U.S. Court of Appeals for the Second Circuit, 2006

Xiangqing Lin v. Attorney General of the United States

Xiangqing Lin v. Attorney General of the United States
U.S. Court of Appeals for the Second Circuit · Decided August 9, 2006 · Hall, Hon, Jacobs, Parker
193 F. App'x 26

Xiangqing Lin v. Attorney General of the United States

Opinion of the Court

SUMMARY ORDER

Xiangqing Lin, through counsel, petitions for review of the BIA decision affirming the decision of Immigration Judge (“IJ”) Noel Brennan denying his applications for asylum and withholding of removal, and relief under the Convention Against Torture (“CAT”). We assume the parties’ familiarity with the underlying facts and procedural history of the case.

When the BIA summarily affirms the decision of the IJ without issuing an opinion, see 8 C.F.R. § 1003.1(e)(4), this Court reviews the IJ’s decision as the final agency determination. See, e.g., Twum v. INS, 411 F.3d 54, 58 (2d Cir. 2005); Yu Sheng Zhang v. U.S. Dep’t of Justice, 362 F.3d 155, 158 (2d Cir. 2004). This Court reviews the agency’s factual findings, including adverse credibility determinations, under the substantial evidence standard, treating them as conclusive unless any reasonable adjudicator would be compelled to conclude to the contrary. 8 U.S.C. § 1252(b)(4)(B); see, e.g., Zhou Yun Zhang v. INS, 386 F.3d 66, 73 & n. 7 (2d Cir. 2004).

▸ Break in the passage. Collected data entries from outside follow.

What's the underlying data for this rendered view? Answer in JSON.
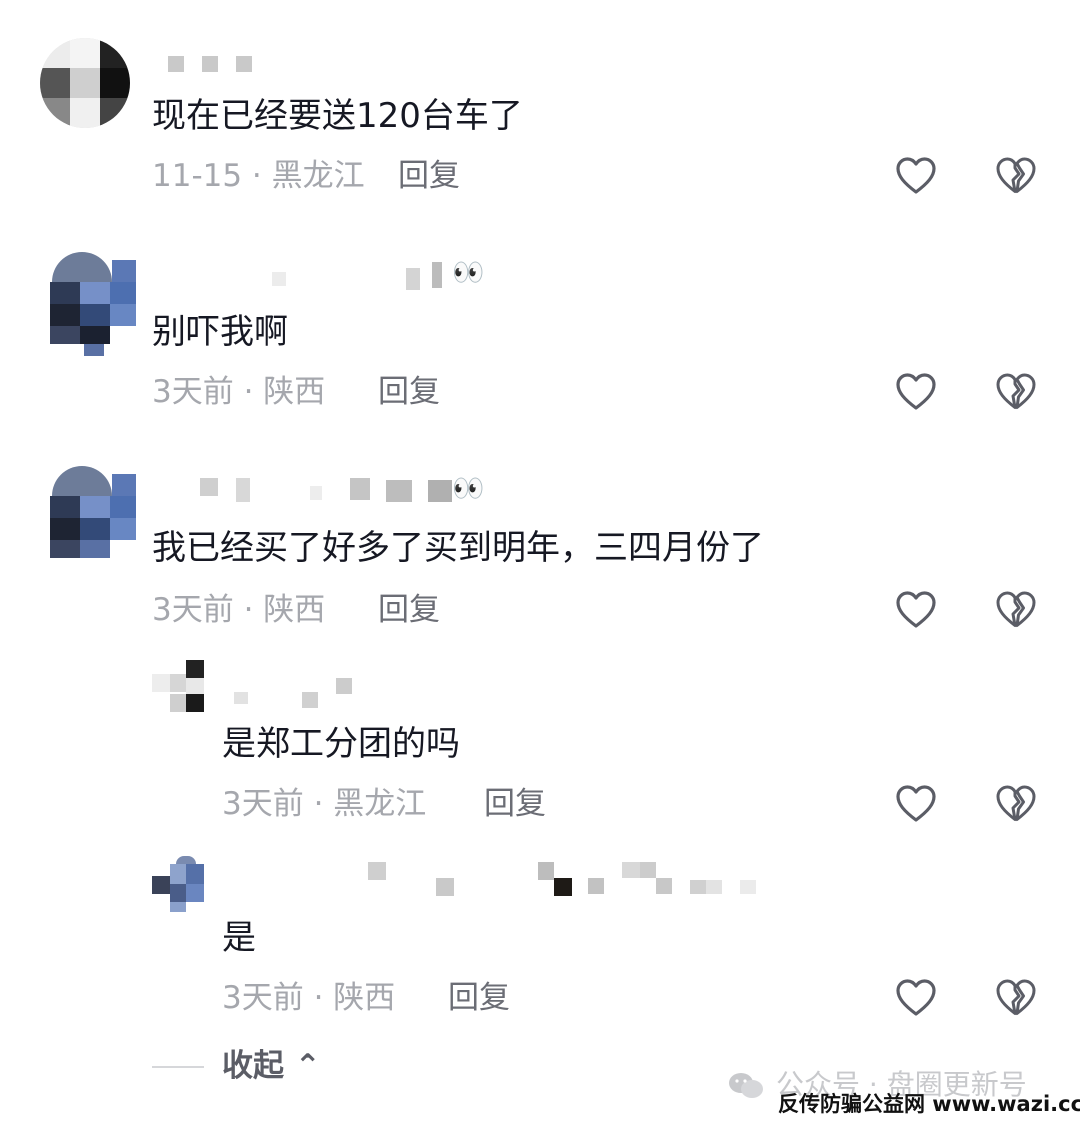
{
  "comments": [
    {
      "text": "现在已经要送120台车了",
      "meta": "11-15 · 黑龙江",
      "reply_label": "回复"
    },
    {
      "text": "别吓我啊",
      "meta": "3天前 · 陕西",
      "reply_label": "回复"
    },
    {
      "text": "我已经买了好多了买到明年，三四月份了",
      "meta": "3天前 · 陕西",
      "reply_label": "回复"
    },
    {
      "text": "是郑工分团的吗",
      "meta": "3天前 · 黑龙江",
      "reply_label": "回复"
    },
    {
      "text": "是",
      "meta": "3天前 · 陕西",
      "reply_label": "回复"
    }
  ],
  "eyes_emoji": "👀",
  "collapse_label": "收起 ⌃",
  "watermark": {
    "line1": "公众号 · 盘圈更新号",
    "line2": "反传防骗公益网 www.wazi.cc"
  },
  "icons": {
    "like": "heart-outline-icon",
    "dislike": "broken-heart-icon",
    "logo": "wechat-icon"
  },
  "colors": {
    "text": "#161823",
    "meta": "#a5a7ad",
    "reply": "#6b6d75",
    "icon": "#5b5d66"
  }
}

*28The IJ based her adverse credibility finding, in part, on Lin’s demeanor, noting that during the merits hearing, Lin appeared to recite from a memorized script, testified in a halting manner, and often looked to his counsel and to the Court for a cue of some sort—ie., body language or facial expressions—to let him know that his answer, if he gave one, was the “correct” answer. The IJ gave three specific examples of such testimony: his responses to a series of questions regarding why he left China, his first contact with family planning officials, and why he waited until after the alleged abortion to confront the officials. The IJ’s determination here is supported in the record and is a reasonable basis for finding Lin not credible. See Tu Lin v. Gonzales, 446 F.3d 395, 400-02 (2d Cir. 2006); Zhou Yun Zhang v. INS, 386 F.3d 66, 73-74 (2d Cir. 2004). Moreover, the IJ reasonably discounted the suggestion by Lin’s counsel that Lin’s halting manner was due, in part, to his few years of education—a claim Lin reiterated in his brief to this Court. Although Lin claimed to have had only six years of formal schooling, Lin pointed to nothing in the record, and presented no evidence on appeal or in his brief to this Court, to show that a person of limited or even no formal education is somehow less able to articulate a coherent narrative of his or her alleged persecution.

The IJ also determined Lin not to be credible because of discrepancies within and between the two household registers he submitted, and because when he was confronted with these discrepancies, his answers were confusing and unresponsive. The IJ’s determination is based on substantial evidence in the record and goes to the heart of Lin’s claim that he had a relationship with or was married to his alleged wife. The IJ further found Lin not credible because of his shifting testimony regarding the mode of transportation he and his alleged wife used to return from his uncle’s house to his parents’ house when the couple purportedly went to report to the family planning officials for an abortion. The IJ also determined Lin to be incredible because of inconsistencies between his asylum application and his testimony regarding who called him at his uncle’s house to tell him that family planning officials had come to his parents’ house in search of his wife, and regarding whether Lin’s mother told the officials that her daughter-in-law was pregnant. Finally, the IJ found Lin incredible because he testified inconsistently regarding the conditions of the one-week detention that was imposed on him for arguing with the family planning officials.

Since Lin did not raise his claims for withholding of removal and CAT before the BIA, and does not raise those claims here, those claims are unexhausted and waived. See 8 U.S.C. § 1252(d)(1); Gill v. INS, 420 F.3d 82, 86 (2d Cir. 2005); Yueqing Zhang v. Gonzales, 426 F.3d 540, 542 n. 1, 546 n. 7 (2d Cir. 2005).

For the foregoing reasons, the petition for review is DENIED. Having completed our review, any stay of removal that the Court previously granted in this petition is VACATED, and any pending motion for a stay of removal in this petition is DENIED as moot. Any pending request for oral argument in this petition is DENIED in accordance with Federal Rule of Appellate Procedure 34(a)(2), and Second Circuit Local Rule 34(d)(1).